Dr. Dosa continued: “Mrs. K. is resting peacefully in her bed, her breathing steady but shallow. She is surrounded by photographs of her grandchildren and one from her wedding day. Despite these keepsakes, she is alone. Oscar jumps onto her bed and again sniffs the air. He pauses to consider the situation, and then turns around twice before curling up beside Mrs. K.”

Oscar, a hospice cat with an uncanny knack for predicting when nursing home patients are going to die, sits outside a patient's room at the Steere House Nursing and Rehabilitation Center in Providence, R.I., on July 23, 2007. (AP Photo/Stew Milne)
Oscar, a hospice cat with an uncanny knack for predicting when nursing home patients are going to die, sits outside a patient's room at the Steere House Nursing and Rehabilitation Center in Providence, R.I., on July 23, 2007. AP Photo/Stew Milne

After seeing Oscar staying with Mrs. K, the nurse called Mrs. K’s family to come to the center. She also called a priest to perform the last rites. The family stood around Mrs. K, and one of her relatives asked what the cat was doing there. Another replied that the cat was there to help Mrs. K to heaven. Half an hour later, Mrs. K died.

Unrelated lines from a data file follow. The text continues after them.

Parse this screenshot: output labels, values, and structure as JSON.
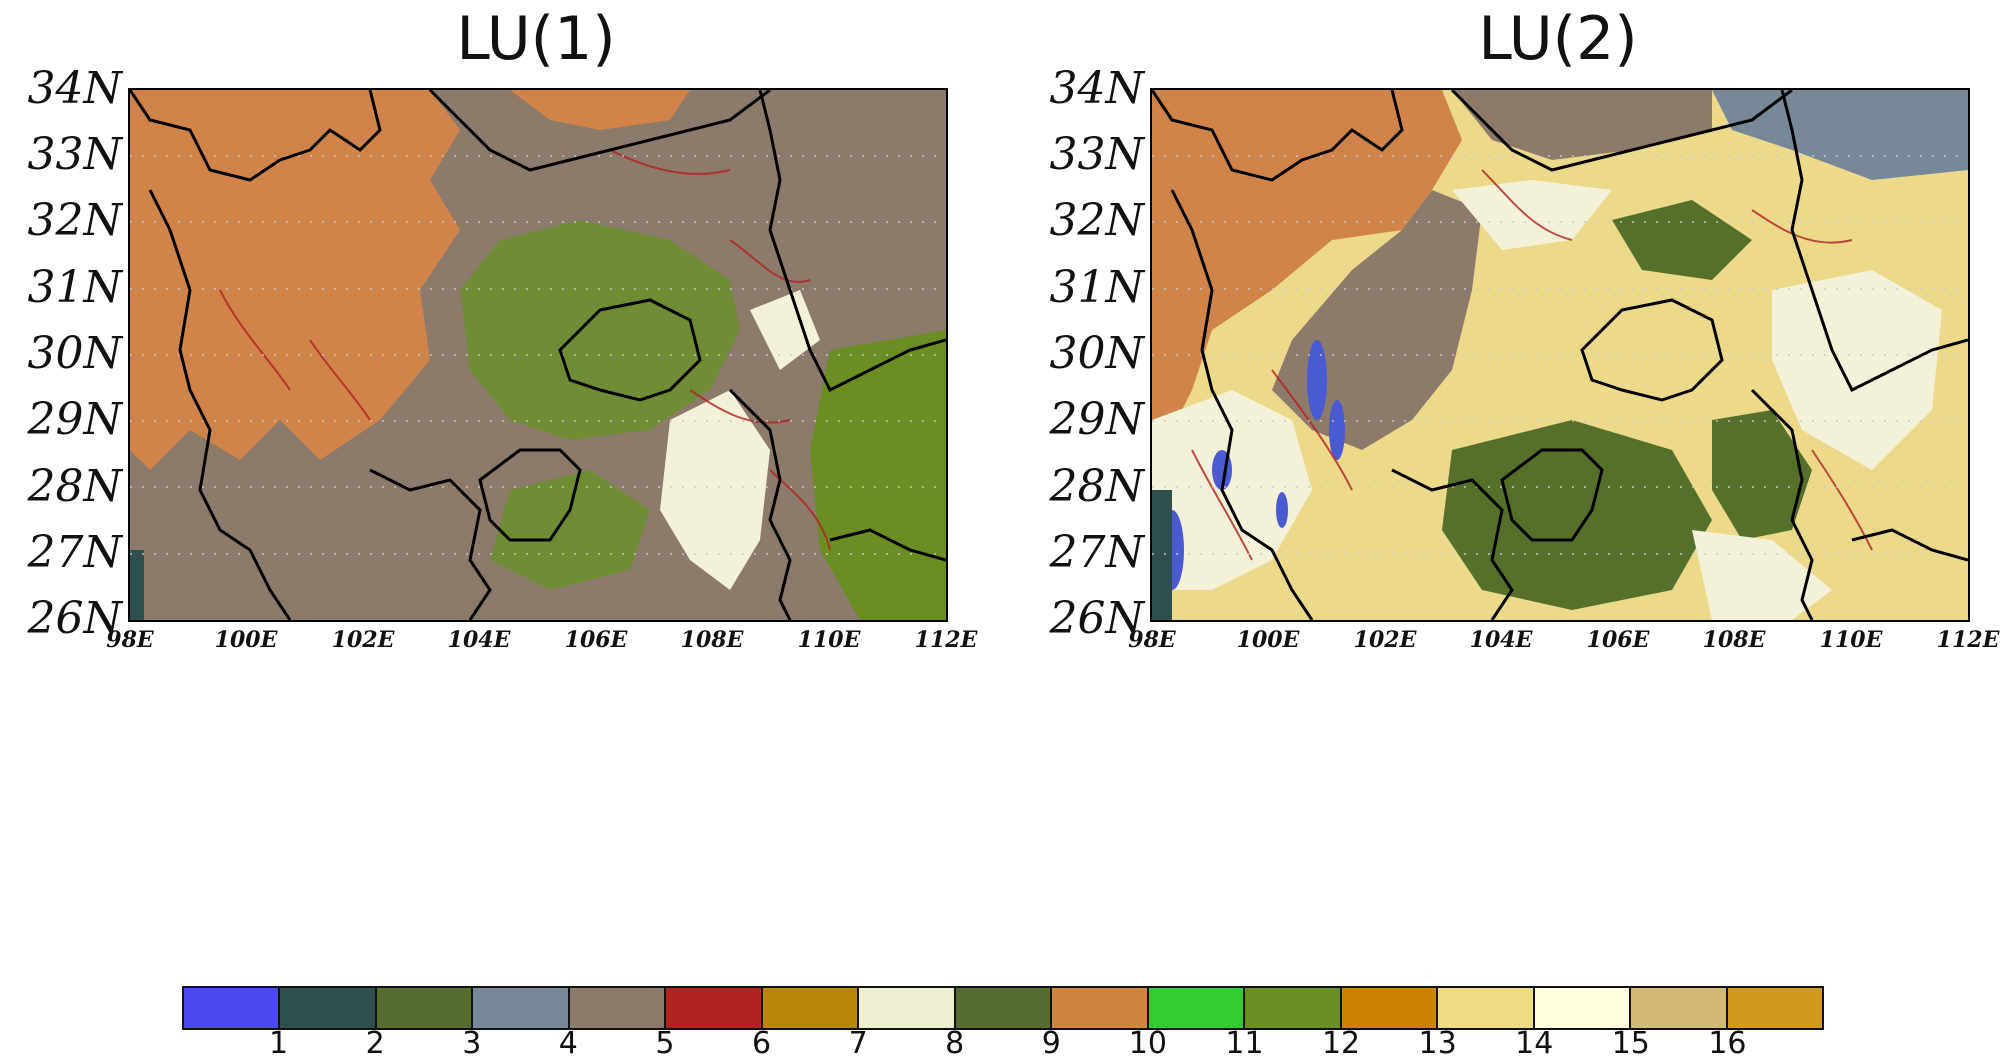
{
  "panels": [
    {
      "title": "LU(1)",
      "lat_ticks": [
        "34N",
        "33N",
        "32N",
        "31N",
        "30N",
        "29N",
        "28N",
        "27N",
        "26N"
      ],
      "lon_ticks": [
        "98E",
        "100E",
        "102E",
        "104E",
        "106E",
        "108E",
        "110E",
        "112E"
      ]
    },
    {
      "title": "LU(2)",
      "lat_ticks": [
        "34N",
        "33N",
        "32N",
        "31N",
        "30N",
        "29N",
        "28N",
        "27N",
        "26N"
      ],
      "lon_ticks": [
        "98E",
        "100E",
        "102E",
        "104E",
        "106E",
        "108E",
        "110E",
        "112E"
      ]
    }
  ],
  "colorbar": {
    "labels": [
      "1",
      "2",
      "3",
      "4",
      "5",
      "6",
      "7",
      "8",
      "9",
      "10",
      "11",
      "12",
      "13",
      "14",
      "15",
      "16"
    ],
    "colors": [
      "#4a4af0",
      "#2f4f4f",
      "#556b2f",
      "#778899",
      "#8b7b6b",
      "#b22222",
      "#b8860b",
      "#eeeed2",
      "#556b2f",
      "#cd853f",
      "#32cd32",
      "#6b8e23",
      "#cc8400",
      "#eedc82",
      "#ffffe0",
      "#d2b978",
      "#d19a1c"
    ]
  },
  "map_colors": {
    "plateau": "#d0844a",
    "mountain": "#8c7a6b",
    "basin": "#6f8d35",
    "forest": "#55702a",
    "cropland": "#ecd98a",
    "pale": "#f3f1d8",
    "water": "#4a5ad0",
    "dark": "#2f4f4f",
    "border": "#000000"
  }
}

“With this, Oscar sits up, looks around, then departs the room so quietly that the grieving family barely notices,” Dr. Dosa wrote.

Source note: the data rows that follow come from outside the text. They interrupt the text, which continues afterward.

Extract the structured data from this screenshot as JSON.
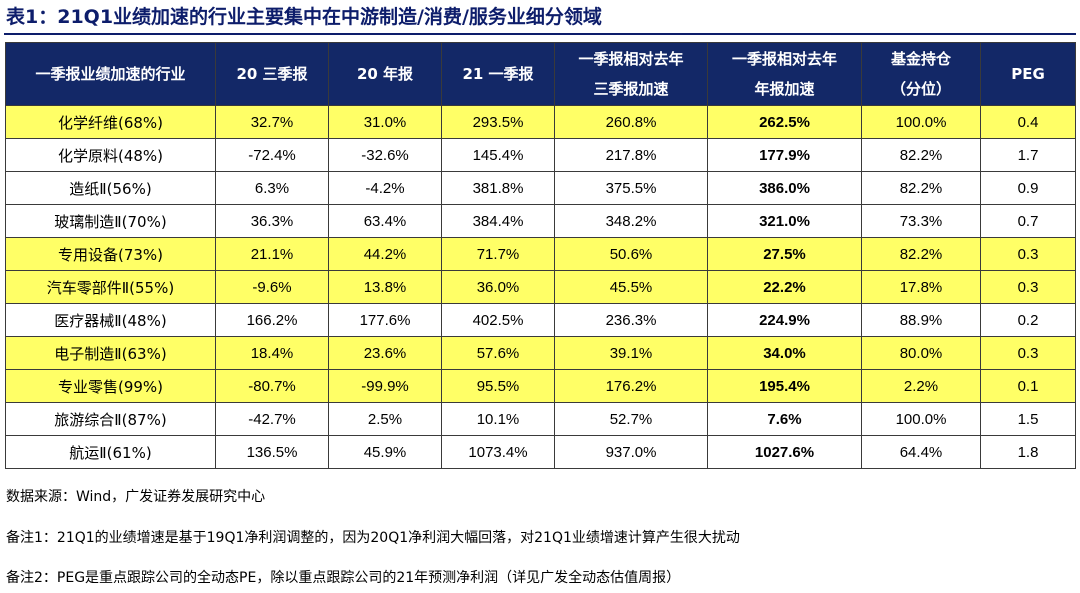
{
  "title": "表1：21Q1业绩加速的行业主要集中在中游制造/消费/服务业细分领域",
  "table": {
    "headers": [
      [
        "一季报业绩加速的行业"
      ],
      [
        "20 三季报"
      ],
      [
        "20 年报"
      ],
      [
        "21 一季报"
      ],
      [
        "一季报相对去年",
        "三季报加速"
      ],
      [
        "一季报相对去年",
        "年报加速"
      ],
      [
        "基金持仓",
        "（分位）"
      ],
      [
        "PEG"
      ]
    ],
    "rows": [
      {
        "highlight": true,
        "cells": [
          "化学纤维(68%)",
          "32.7%",
          "31.0%",
          "293.5%",
          "260.8%",
          "262.5%",
          "100.0%",
          "0.4"
        ]
      },
      {
        "highlight": false,
        "cells": [
          "化学原料(48%)",
          "-72.4%",
          "-32.6%",
          "145.4%",
          "217.8%",
          "177.9%",
          "82.2%",
          "1.7"
        ]
      },
      {
        "highlight": false,
        "cells": [
          "造纸Ⅱ(56%)",
          "6.3%",
          "-4.2%",
          "381.8%",
          "375.5%",
          "386.0%",
          "82.2%",
          "0.9"
        ]
      },
      {
        "highlight": false,
        "cells": [
          "玻璃制造Ⅱ(70%)",
          "36.3%",
          "63.4%",
          "384.4%",
          "348.2%",
          "321.0%",
          "73.3%",
          "0.7"
        ]
      },
      {
        "highlight": true,
        "cells": [
          "专用设备(73%)",
          "21.1%",
          "44.2%",
          "71.7%",
          "50.6%",
          "27.5%",
          "82.2%",
          "0.3"
        ]
      },
      {
        "highlight": true,
        "cells": [
          "汽车零部件Ⅱ(55%)",
          "-9.6%",
          "13.8%",
          "36.0%",
          "45.5%",
          "22.2%",
          "17.8%",
          "0.3"
        ]
      },
      {
        "highlight": false,
        "cells": [
          "医疗器械Ⅱ(48%)",
          "166.2%",
          "177.6%",
          "402.5%",
          "236.3%",
          "224.9%",
          "88.9%",
          "0.2"
        ]
      },
      {
        "highlight": true,
        "cells": [
          "电子制造Ⅱ(63%)",
          "18.4%",
          "23.6%",
          "57.6%",
          "39.1%",
          "34.0%",
          "80.0%",
          "0.3"
        ]
      },
      {
        "highlight": true,
        "cells": [
          "专业零售(99%)",
          "-80.7%",
          "-99.9%",
          "95.5%",
          "176.2%",
          "195.4%",
          "2.2%",
          "0.1"
        ]
      },
      {
        "highlight": false,
        "cells": [
          "旅游综合Ⅱ(87%)",
          "-42.7%",
          "2.5%",
          "10.1%",
          "52.7%",
          "7.6%",
          "100.0%",
          "1.5"
        ]
      },
      {
        "highlight": false,
        "cells": [
          "航运Ⅱ(61%)",
          "136.5%",
          "45.9%",
          "1073.4%",
          "937.0%",
          "1027.6%",
          "64.4%",
          "1.8"
        ]
      }
    ]
  },
  "source": "数据来源：Wind，广发证券发展研究中心",
  "note1": "备注1：21Q1的业绩增速是基于19Q1净利润调整的，因为20Q1净利润大幅回落，对21Q1业绩增速计算产生很大扰动",
  "note2": "备注2：PEG是重点跟踪公司的全动态PE，除以重点跟踪公司的21年预测净利润（详见广发全动态估值周报）",
  "colors": {
    "header_bg": "#132867",
    "header_text": "#ffffff",
    "highlight_row": "#ffff66",
    "title_color": "#0d1d6b"
  }
}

Dr. Joan Teno, a professor of community health at Warren Alpert Medical School of Brown University in Providence who cares for Steere House residents, told The Register: “It’s not that the cat is consistently there first. But the cat always does manage to make an appearance, and it always seems to be in the last two hours.” She said, “I don’t think this is a psychic cat. I think there’s probably a biochemical explanation.”

Joe Nickell of the Skeptical Inquirer quoted a possible explanation from Dr. Dosa’s book: “As cells die, carbohydrates are de­graded into many oxygenated compounds, including various types of ketones—chemical mixtures known for their fragrant aroma.... Could it be that Oscar simply smells an elevated level of a chemical compound released prior to death? It is certainly clear that animals have a refined sense of smell that goes well beyond that of the ordinary human.”

Dosa added, however: “I like to think of Oscar as more than a ketone early-warning system.”